Ante el panorama actual, no hago más que preguntarme: ¿Hasta qué punto puede hablarse de libertad cuando las reglas del juego económico global están diseñadas para beneficiar solo a unos pocos?
Estamos en un mundo caótico, acelerado y lleno de estímulos. Creemos
ingenuamente, que por estar todo el tiempo expuesto a una fuente casi infinita
de información somos conscientes del mundo visible. Pero ese exceso informativo
genera el efecto contrario y remarca sesgos que, nos encierran en burbujas
ideológicas donde creemos que nosotros tenemos la razón y los demás están mal,
a veces ingenuamente pensamos que conocemos el mundo, sus mecanismos de
operación y sus intenciones. Por eso, ahora todo debe ser mirado dos veces y
con detenimiento, las cosas no siempre son lo que parecen. Hay una crisis de
representación en los sistemas de orientación.

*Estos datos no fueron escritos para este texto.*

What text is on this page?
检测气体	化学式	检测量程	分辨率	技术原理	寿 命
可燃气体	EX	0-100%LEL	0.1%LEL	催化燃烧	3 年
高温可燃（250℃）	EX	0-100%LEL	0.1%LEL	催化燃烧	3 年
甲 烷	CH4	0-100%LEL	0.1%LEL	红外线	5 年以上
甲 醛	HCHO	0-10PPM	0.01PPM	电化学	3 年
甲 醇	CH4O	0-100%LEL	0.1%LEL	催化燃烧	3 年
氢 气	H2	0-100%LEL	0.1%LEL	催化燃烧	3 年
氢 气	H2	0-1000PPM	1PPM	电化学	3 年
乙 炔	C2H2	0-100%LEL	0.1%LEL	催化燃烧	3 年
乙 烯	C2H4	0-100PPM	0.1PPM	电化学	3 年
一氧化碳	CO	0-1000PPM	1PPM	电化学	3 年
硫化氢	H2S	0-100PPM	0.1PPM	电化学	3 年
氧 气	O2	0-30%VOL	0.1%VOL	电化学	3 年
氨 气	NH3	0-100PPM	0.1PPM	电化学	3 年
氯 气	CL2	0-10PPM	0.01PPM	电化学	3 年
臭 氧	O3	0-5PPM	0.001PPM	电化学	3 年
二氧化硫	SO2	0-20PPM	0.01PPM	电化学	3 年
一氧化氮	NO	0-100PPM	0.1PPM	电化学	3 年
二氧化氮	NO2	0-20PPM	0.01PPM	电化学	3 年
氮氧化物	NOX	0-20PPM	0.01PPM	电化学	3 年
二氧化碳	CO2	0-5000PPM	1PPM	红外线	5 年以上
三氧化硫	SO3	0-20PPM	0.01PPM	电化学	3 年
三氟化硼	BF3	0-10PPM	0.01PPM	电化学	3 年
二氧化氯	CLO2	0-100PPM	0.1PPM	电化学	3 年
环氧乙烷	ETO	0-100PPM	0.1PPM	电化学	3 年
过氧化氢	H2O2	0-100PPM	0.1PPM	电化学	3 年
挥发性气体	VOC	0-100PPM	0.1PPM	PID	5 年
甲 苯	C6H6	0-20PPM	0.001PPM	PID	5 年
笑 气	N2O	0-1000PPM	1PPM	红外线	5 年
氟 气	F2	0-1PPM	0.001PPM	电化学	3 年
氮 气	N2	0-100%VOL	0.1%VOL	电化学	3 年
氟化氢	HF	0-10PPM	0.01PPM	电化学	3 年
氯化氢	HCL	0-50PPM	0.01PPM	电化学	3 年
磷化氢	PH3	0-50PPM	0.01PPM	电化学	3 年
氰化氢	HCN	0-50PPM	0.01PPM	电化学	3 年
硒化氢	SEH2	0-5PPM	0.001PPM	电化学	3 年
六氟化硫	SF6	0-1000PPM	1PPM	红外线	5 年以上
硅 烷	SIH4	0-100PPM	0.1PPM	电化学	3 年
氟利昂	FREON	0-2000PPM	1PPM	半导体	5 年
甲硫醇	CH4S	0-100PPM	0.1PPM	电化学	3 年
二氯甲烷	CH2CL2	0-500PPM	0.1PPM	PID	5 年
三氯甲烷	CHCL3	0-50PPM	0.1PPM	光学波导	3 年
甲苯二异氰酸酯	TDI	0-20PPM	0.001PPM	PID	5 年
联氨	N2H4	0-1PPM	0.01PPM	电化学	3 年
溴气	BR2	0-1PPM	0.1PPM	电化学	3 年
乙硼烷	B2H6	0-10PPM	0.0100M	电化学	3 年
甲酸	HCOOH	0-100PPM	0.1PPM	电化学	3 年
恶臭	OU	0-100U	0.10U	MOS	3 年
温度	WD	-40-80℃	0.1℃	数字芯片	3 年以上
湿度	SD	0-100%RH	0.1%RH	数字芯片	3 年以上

Un claro ejemplo de esto es
el poder. Aunque presente, ya no es tangible en una ubicación física. En la
época feudal el castillo no solo era la residencia del rey, también era la
representación física del poder, un lugar donde se emitían los estatutos para
gobernar. Hoy en día, bajo los márgenes institucionales, esas representaciones
son más difusas. Tal como advierte Daniel Innerarity en su libro La sociedad
invisible: “Los espacios delimitados de la globalización apenas sirven para
clasificar el mundo e identificar lo que torna borrosos los lugares y los
estatutos, el mundo se hace más extraño, poblado por elementos políticos no
identificados.” La globalización y el imperialismo capitalista han configurado
una realidad que acentúa estas crisis de legitimidad y soberanía, como
consecuencia nos encontramos ante Estados semi soberanos y empresariales,
organismos internacionales ineptos y de escasa representación, ONG difusas,
sujetos políticos con identidades múltiples e irrisorias. Cuando lo vemos así,
el mundo parece un chiste bastante kafkiano.

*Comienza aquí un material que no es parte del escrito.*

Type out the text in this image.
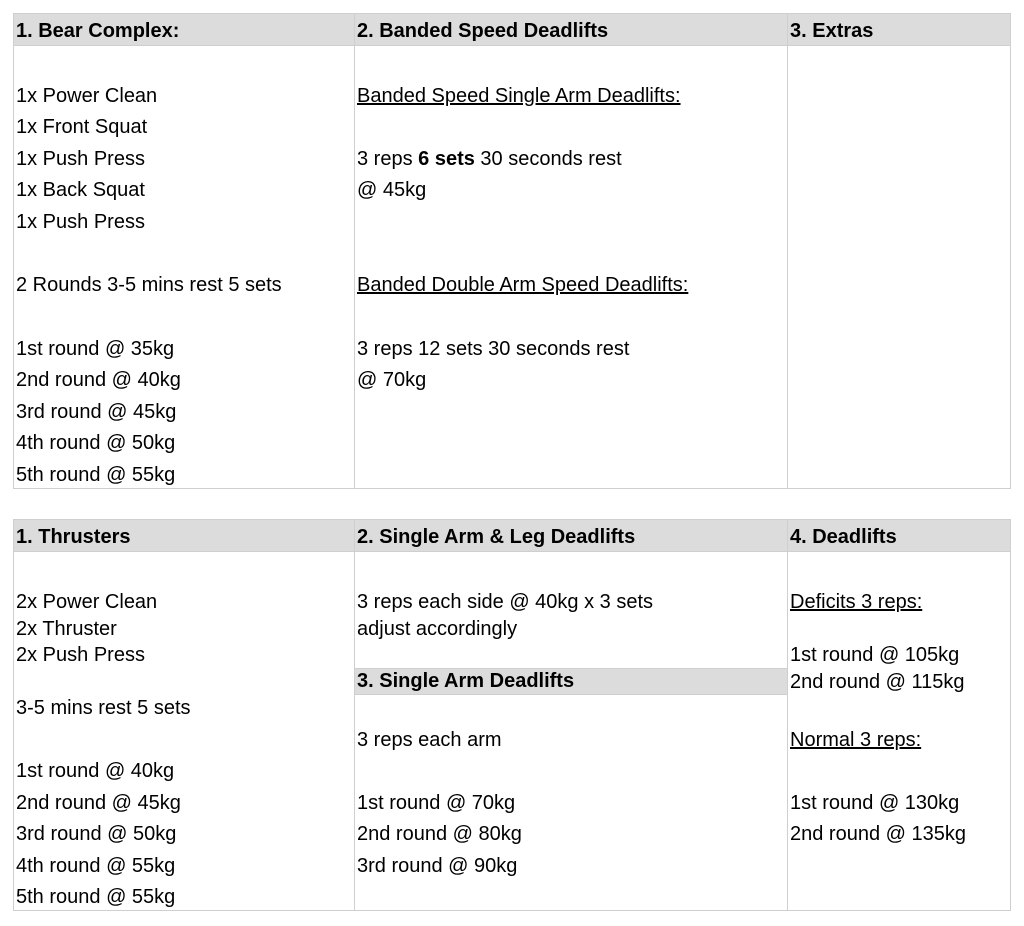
1. Bear Complex:
1x Power Clean
1x Front Squat
1x Push Press
1x Back Squat
1x Push Press
2 Rounds 3-5 mins rest 5 sets
1st round @ 35kg
2nd round @ 40kg
3rd round @ 45kg
4th round @ 50kg
5th round @ 55kg
2. Banded Speed Deadlifts
Banded Speed Single Arm Deadlifts:
3 reps 6 sets 30 seconds rest
@ 45kg
Banded Double Arm Speed Deadlifts:
3 reps 12 sets 30 seconds rest
@ 70kg
3. Extras
1. Thrusters
2x Power Clean
2x Thruster
2x Push Press
3-5 mins rest 5 sets
1st round @ 40kg
2nd round @ 45kg
3rd round @ 50kg
4th round @ 55kg
5th round @ 55kg
2. Single Arm & Leg Deadlifts
3 reps each side @ 40kg x 3 sets
adjust accordingly
3. Single Arm Deadlifts
3 reps each arm
1st round @ 70kg
2nd round @ 80kg
3rd round @ 90kg
4. Deadlifts
Deficits 3 reps:
1st round @ 105kg
2nd round @ 115kg
Normal 3 reps:
1st round @ 130kg
2nd round @ 135kg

Entendiendo que el poder se escapa de la
representación y los conglomerados anónimos tienen locaciones inciertas, se
facilita que se escapen a las obligaciones de control político, sin dar cuenta
frente a ningún electorado. Por eso la globalización con sus juegos de poder, y
sus abruptos caprichos, nos hace preguntarnos quién tiene el mando. Esta
invisibilidad hace más difícil el gobernar, también complica la acción de protestar.

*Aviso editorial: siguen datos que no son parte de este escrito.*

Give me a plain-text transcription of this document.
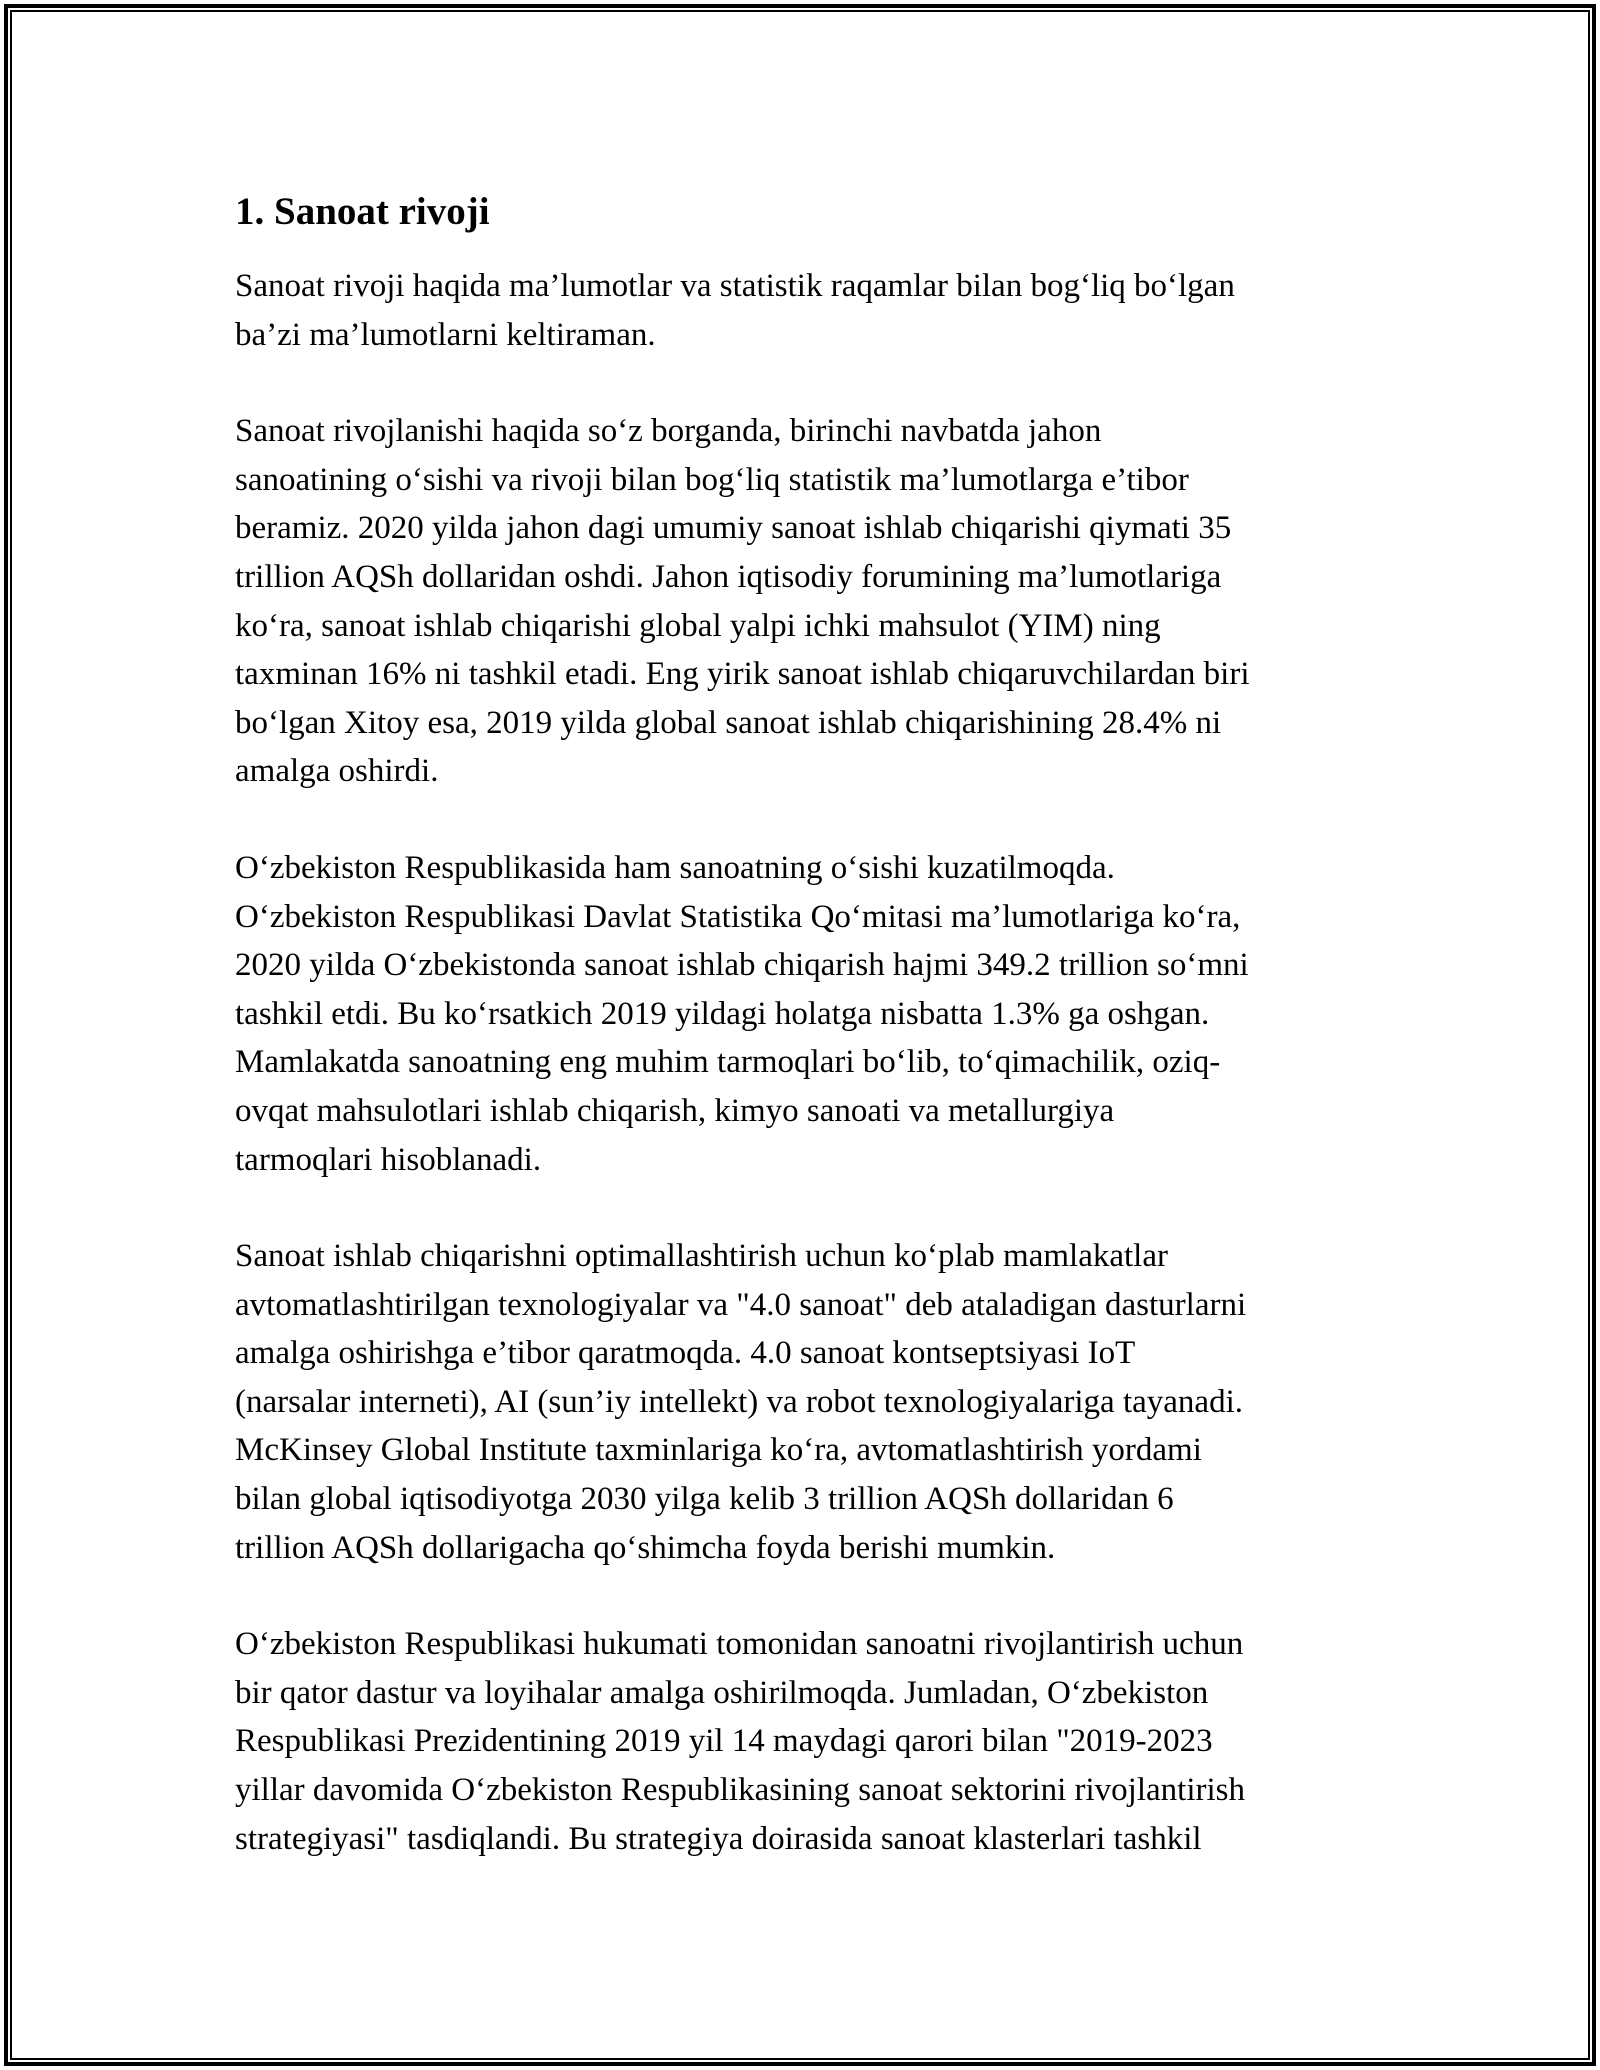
1. Sanoat rivoji

Sanoat rivoji haqida ma’lumotlar va statistik raqamlar bilan bog‘liq bo‘lgan
ba’zi ma’lumotlarni keltiraman.

Sanoat rivojlanishi haqida so‘z borganda, birinchi navbatda jahon
sanoatining o‘sishi va rivoji bilan bog‘liq statistik ma’lumotlarga e’tibor
beramiz. 2020 yilda jahon dagi umumiy sanoat ishlab chiqarishi qiymati 35
trillion AQSh dollaridan oshdi. Jahon iqtisodiy forumining ma’lumotlariga
ko‘ra, sanoat ishlab chiqarishi global yalpi ichki mahsulot (YIM) ning
taxminan 16% ni tashkil etadi. Eng yirik sanoat ishlab chiqaruvchilardan biri
bo‘lgan Xitoy esa, 2019 yilda global sanoat ishlab chiqarishining 28.4% ni
amalga oshirdi.

O‘zbekiston Respublikasida ham sanoatning o‘sishi kuzatilmoqda.
O‘zbekiston Respublikasi Davlat Statistika Qo‘mitasi ma’lumotlariga ko‘ra,
2020 yilda O‘zbekistonda sanoat ishlab chiqarish hajmi 349.2 trillion so‘mni
tashkil etdi. Bu ko‘rsatkich 2019 yildagi holatga nisbatta 1.3% ga oshgan.
Mamlakatda sanoatning eng muhim tarmoqlari bo‘lib, to‘qimachilik, oziq-
ovqat mahsulotlari ishlab chiqarish, kimyo sanoati va metallurgiya
tarmoqlari hisoblanadi.

Sanoat ishlab chiqarishni optimallashtirish uchun ko‘plab mamlakatlar
avtomatlashtirilgan texnologiyalar va "4.0 sanoat" deb ataladigan dasturlarni
amalga oshirishga e’tibor qaratmoqda. 4.0 sanoat kontseptsiyasi IoT
(narsalar interneti), AI (sun’iy intellekt) va robot texnologiyalariga tayanadi.
McKinsey Global Institute taxminlariga ko‘ra, avtomatlashtirish yordami
bilan global iqtisodiyotga 2030 yilga kelib 3 trillion AQSh dollaridan 6
trillion AQSh dollarigacha qo‘shimcha foyda berishi mumkin.

O‘zbekiston Respublikasi hukumati tomonidan sanoatni rivojlantirish uchun
bir qator dastur va loyihalar amalga oshirilmoqda. Jumladan, O‘zbekiston
Respublikasi Prezidentining 2019 yil 14 maydagi qarori bilan "2019-2023
yillar davomida O‘zbekiston Respublikasining sanoat sektorini rivojlantirish
strategiyasi" tasdiqlandi. Bu strategiya doirasida sanoat klasterlari tashkil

En otros tiempos sería más fácil quemar el castillo del rey. Pero ahora, incluso
con los actos de protesta el sistema sale indemne, porque no hay un centro
visible de gobierno, por eso cuando un organismo comete algún acto de
represión, les basta salir a negar todo, y decir que se tomaran cartas en el
asunto en investigaciones simuladas que nunca concluyen.
La globalización bajo el manto del liberalismo comercial
ha permitido que el poder se mueva casi invisible, creando sus propios
monstruos, creado las condiciones estructurales para que actores como el
narcotráfico y el crimen organizado operen como un poder paralelo que desafía
la soberanía de los Estados-Nación. Ahora el narcotráfico y otras formas de
crimen organizado han adoptado las mismas estrategias que las corporaciones
multinacionales: producción descentralizada, cadenas de suministro
transnacionales y adaptación a mercados locales.
Aspectos como estos revelan una contradicción
fundamental sobre la globalización, su discurso de libertad económica y sus
resultados concretos. La supuesta “mano invisible del mercado” ha demostrado
ser un puño patrocinado por compañías transnacionales y crimen organizado que
no solo acaparan el mercado, sino que imponen un control intrusivo en los
países a su paso, moldeando las políticas públicas y privadas. Esta economía
criminal globalizada no es un parásito del sistema, sino un síntoma más
revelador, cuanto más se globaliza el capital "legítimo", más se
fortalece su gemelo oscuro. Ya que ambos operan en la misma lógica
transnacional, aprovechándose de la invisibilidad en la estructura globalizada
haciendo cada vez más turbio el escenario económico y social.
Hoy enfrentamos un nuevo tipo de coerción: la de
sistemas empresariales globales y corruptos que dictan políticas nacionales,
cadenas de producción que explotan asimetrías entre países, y un imaginario
cultural que reduce la ciudadanía a mero consumo. Por eso, ante el panorama
actual, no hago más que preguntarme: ¿Hasta qué punto puede hablarse de
libertad cuando las reglas del juego económico global están diseñadas para
beneficiar solo a unos pocos?
El poder difuso, aunado a la saturación
informativa, crea una sociedad de espectáculo constante y creer que verlo
“todo” es tener conciencia puede ser un error en el que muchos caemos
fácilmente. No se trata de negar la indignación ni de deslegitimar las luchas.
Pero sí de dirigirlas con claridad, evitando que se diluyan entre la
distracción, el ruido y la simulación.